All ehxA-positive STEC strains were inoculated overnight on Luria-Bertani (LB) agar (Oxoid, UK). A single fresh colony was picked and inoculated onto SHIBAM plates and incubated aerobically at 37 °C. SHIBAM plates are brain-heart infusion medium supplemented with 10 mM CaCl2, 5% phosphate-buffered saline (PBS)-washed defibrinated sheep blood, and 0.5 μg/ml mitomycin C32. Hemolysis was observed after 6 and 24 h, as described previously10. Each strain was tested in duplicate.

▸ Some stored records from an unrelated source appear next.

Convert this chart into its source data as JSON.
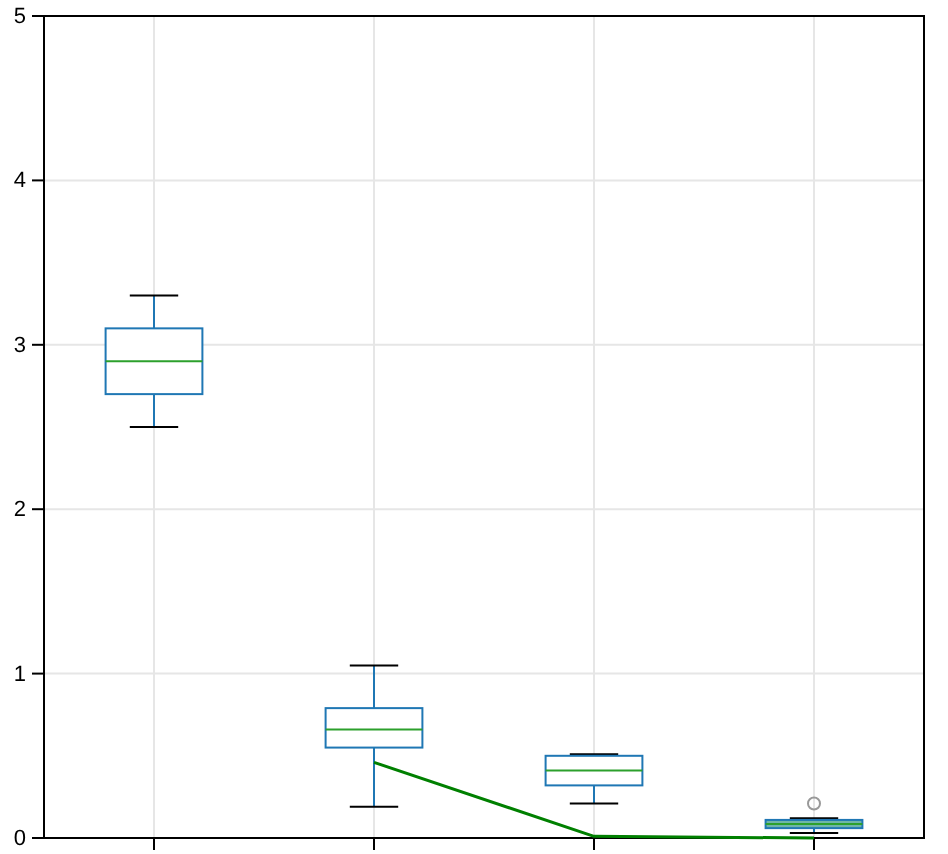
{
  "chart_data": {
    "type": "box",
    "categories": [
      null,
      null,
      null,
      null
    ],
    "ylim": [
      0,
      5
    ],
    "yticks": [
      0,
      1,
      2,
      3,
      4,
      5
    ],
    "grid": true,
    "tick_labels": "y",
    "series": [
      {
        "color": "#1f77b4",
        "colors": [
          "#ffffff",
          "#ffffff",
          "#ffffff",
          "#6fb5a8"
        ],
        "boxes": [
          {
            "low": 2.5,
            "q1": 2.7,
            "median": 2.9,
            "q3": 3.1,
            "high": 3.3
          },
          {
            "low": 0.19,
            "q1": 0.55,
            "median": 0.66,
            "q3": 0.79,
            "high": 1.05
          },
          {
            "low": 0.21,
            "q1": 0.32,
            "median": 0.41,
            "q3": 0.5,
            "high": 0.51
          },
          {
            "low": 0.03,
            "q1": 0.06,
            "median": 0.085,
            "q3": 0.11,
            "high": 0.12,
            "outliers": [
              0.21
            ]
          }
        ]
      },
      {
        "type": "line",
        "color": "#008000",
        "values": [
          null,
          0.46,
          0.01,
          0
        ]
      }
    ]
  }
}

Sequencing of the complete ehxA gene

The complete ehxA gene was obtained by PCR using previously described methods10,23. Two other pairs of primers designed in this study were used for sequencing: ehxA F-W1F (5′-TGGGCTGGATGTTGTCTC-3′) and ehxA R-W1R (5′-TTCCACTACCACCAAATAAC-3′); ehxA R-W1F-low (5′-GTTATAACAGATAAAGATGGTCG-3′) and ehxA F-W1R-low (5′-CTGGTTTGCAATCGCTGTATCAT-3′). The PCR product was purified using a QIAquick PCR Purification kit (Qiagen, Hilden, Germany) and sequenced using the BigDye™ Terminator V3.1 Cycle Sequencing kit (Applied Biosystems, USA).

Phylogenetic analysis

The sequenced ~2997-bp ehxA was assembled using SeqMan II (DNASTAR Inc., USA). The representatives of reference ehxA sequences of six ehxA subtypes A to F were downloaded from GenBank10,24. The ehxA sequences obtained in this study and the reference sequences were aligned using MEGA 7 software (www.megasoftware.net)33. Phylogenetic trees were constructed with two algorithms, neighbour-joining (NJ), and maximum-likelihood (ML), using MEGA 7. The stability was estimated by bootstrap analysis (1000 replications), and genetic distances were calculated by the maximum composite likelihood method. A sequence was designated to a specific ehxA group based on its phylogenetic placement.

Whole genome sequencing

Forty-two ehxA-positive strains representing diverse sources, stx subtypes, and virulence profiles were selected for whole genome sequencing (WGS). For each strain, a 500–2000 bp library was constructed and then sequenced on an Illumina HiSeq. 2500-PE125 (Illumina, San Diego, CA, USA) to produce 150 bp paired-end reads. These qualified reads were then assembled into scaffolds using the program SOAP de novo (http://soap.genomics.org.cn/soapdenovo.html). Open reading frames (ORFs) were identified and annotated using the Artemis program (www.sanger.ac.uk) and homology searches were performed against several databases, including GenBank (www.ncbi.nlm.nih.gov/GenBank)34. The ehxCABD gene cluster was extracted from the draft genome sequences using a perl script. Three genes, katP, toxB and espP, were searched against the 42 genome sequences using BLAST.

PCR-based replicon typing

Eighteen pairs of primers were used to determine the plasmid incompatibility (Inc) groups in all ehxA-positive strains, as described previously25. The assays were performed in five multiplex-PCR and three simplex-PCR reactions. PCR conditions are as follows: initial denaturation of 94 °C for 5 min; followed by 30 cycles of 94 °C for 1 min, 60 °C for 30 s and 72 °C for 1 min; and a final extension at 72 °C for 5 min, with the exception of the IncF-simplex PCR, where the annealing temperature was set at 52 °C.

Statistical analysis

The correlations between ehxA groups and STEC origins, serogroups, haemolytic ability, or virulence genes were analysed using Fisher’s exact test. SAS® 9.3 (SAS Institute Inc., USA) was used to perform the calculations. A P value < 0.05 was considered significant statistically.

Nucleotide sequence accession numbers

Thirty-six complete ehxA sequences obtained in this study were submitted to GenBank under the accession numbers MF802290–MF802325.